= Kent Durden =

Kent Durden (1937-2007) was an American wildlife photographer, documentary producer and writer. He is widely known for the non-fiction book Gifts of an Eagle, published by Simon and Schuster in 1972. He followed this book with the fictional Flight to Freedom (1974) and the memoir A Fine and Peaceful Kingdom (1975).

Kent worked with his father Ed Durden while they raised, studied and filmed a golden eagle named Lady. When they first got Lady Kent was 16 years old. Lady appeared in a number of TV and films during the 16 years she was with the Durdens, most notably Disney's Grand Canyon, The Legend of the Boy and the Eagle and a number of Lassie episodes.

Kent began his own nature film making business in the 60's and 70's. Some of his experiences photographing animals for various TV shows and films was documented in the book A Fine and Peaceful Kingdom.

He also showed his film on lecture tours for the National Audubon Society for many years.

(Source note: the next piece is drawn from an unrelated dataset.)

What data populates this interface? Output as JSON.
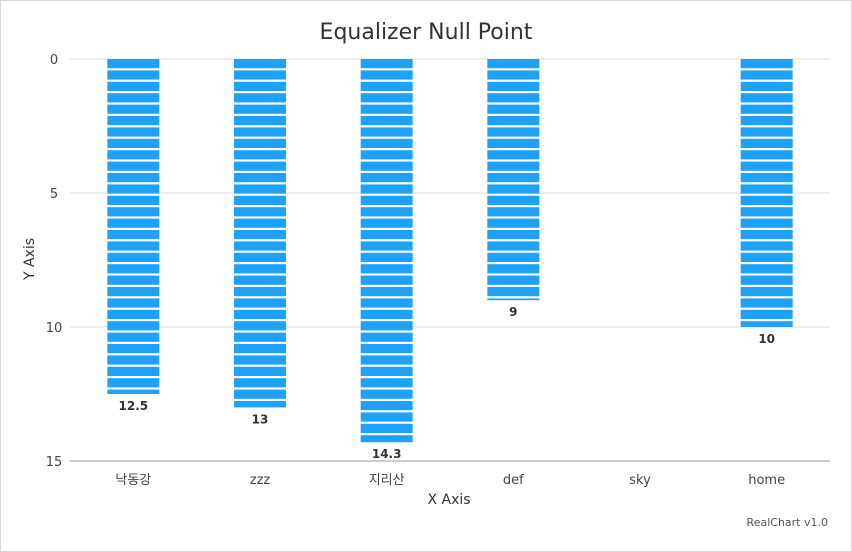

In 1971 Kent wrote the book Gifts of an Eagle. The book tells the story of all that he and his father learned about golden eagles. It also documents the strong relationship between Ed and Lady. This book and the documentary film that followed had a major impact on eagle studies. The footage of Lady's eggs hatching was the first time an eagle was filmed nesting in captivity.

==Personal life ==

In 2007, he died from a heart attack while on a Mission trip in Belize; he left a widow, Ernestine.